It seems that if you want to hear other noises or people talking on your videos .. put a few cars between the Eng. and your Camera car if you are running sound card in the Eng. Mine Eng. grounded out my voice. 

Anyway........... it done except for some miner painting and polishing up the polish alum. 
DARN.. IT WORKS.


----------



## SteveC (Jan 2, 2008)

Hey Noel

That whole new set up looks even better at night, the camera truck with LEDs works great, and the new car barn came out really nice, not too bad for an old geezer.









Anyway there's your video, not sure what you meant by you couldn't get Q11 to work??? Did you mean that when you clicked the link the question didn't expand to show the answer; or did you mean that you followed the instructions in Q11 but were unable to successfully get the video to embed and display; or both???


----------



## noelw (Jan 2, 2008)

Hi Steve. Tk's so much for getting the video to insert.. I was real supprized on how good it came out........Tk's again. 


" Darn.. I'm not sure what is wrong.. Ya. FAQ's work ok and I didn't try the DOS way due to it was to late last night to do much. Got to bed at 1 am..laf.
Get back with you on new MLS test post later on... ok.. Noel "


----------



## SteveC (Jan 2, 2008)

Noel

I'm using Win-7 & MS/Internet Explorer v8 and haven't encountered any problems using the MLS editor's YouTube while embedding videos.

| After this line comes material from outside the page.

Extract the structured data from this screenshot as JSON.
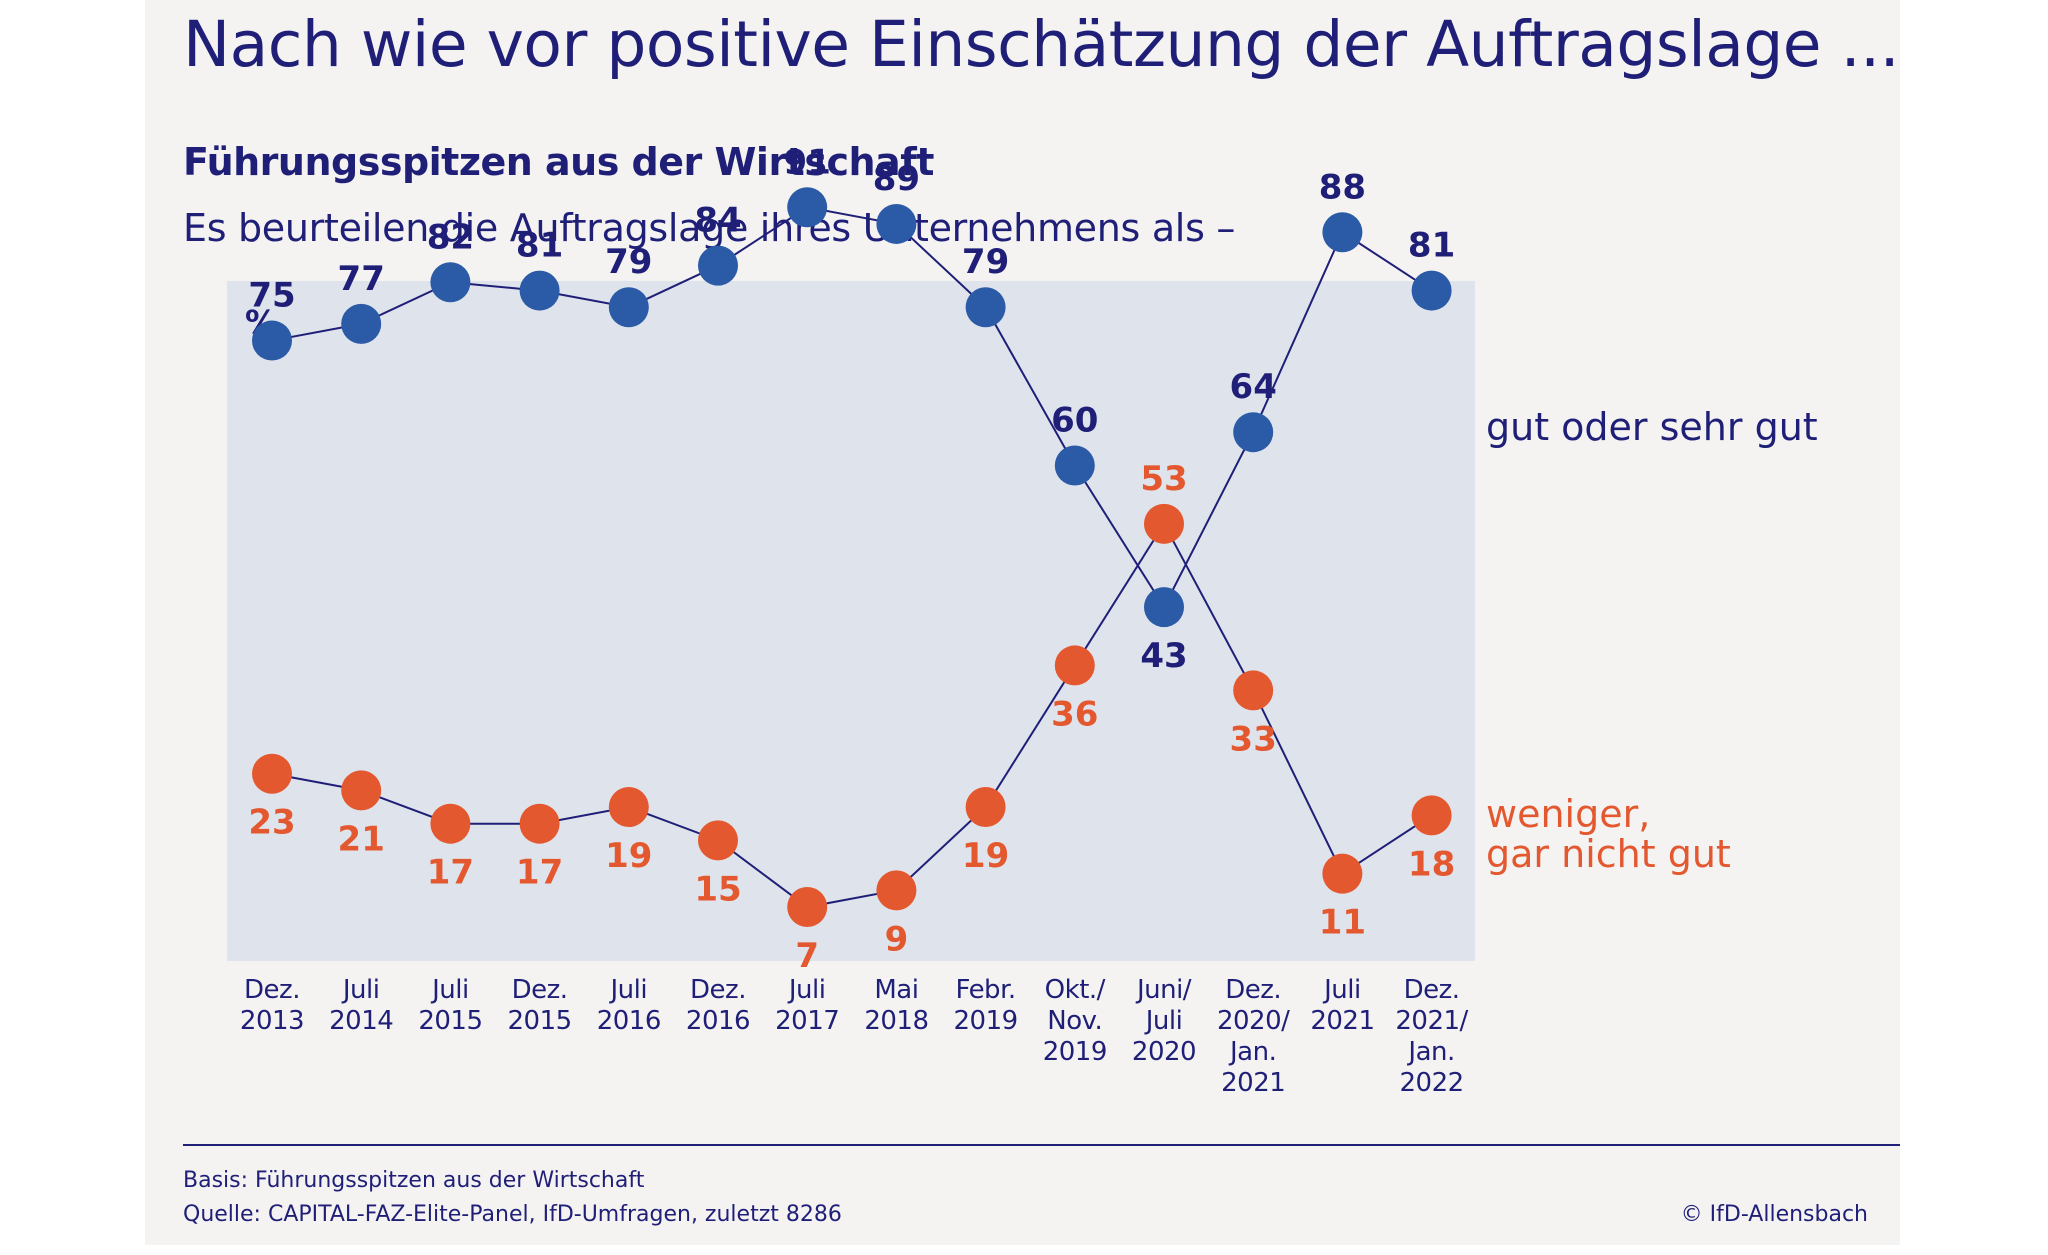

Earlier today I tried using the MLS YouTube tool in FireFox v4.0.1 and boy did it mess things up. Yes, I did figure out what got changed in FireFox when I upgraded from v4.0 to v4.0.1 which then let me login to MLS once again. Anyway, I tried both of the alternate methods; i.e. just pasting the YouTube embed HTML into the MLS editor's message content area while in the Normal view mode, and the other where you switch to the HTML view mode, and both ways worked for me.


----------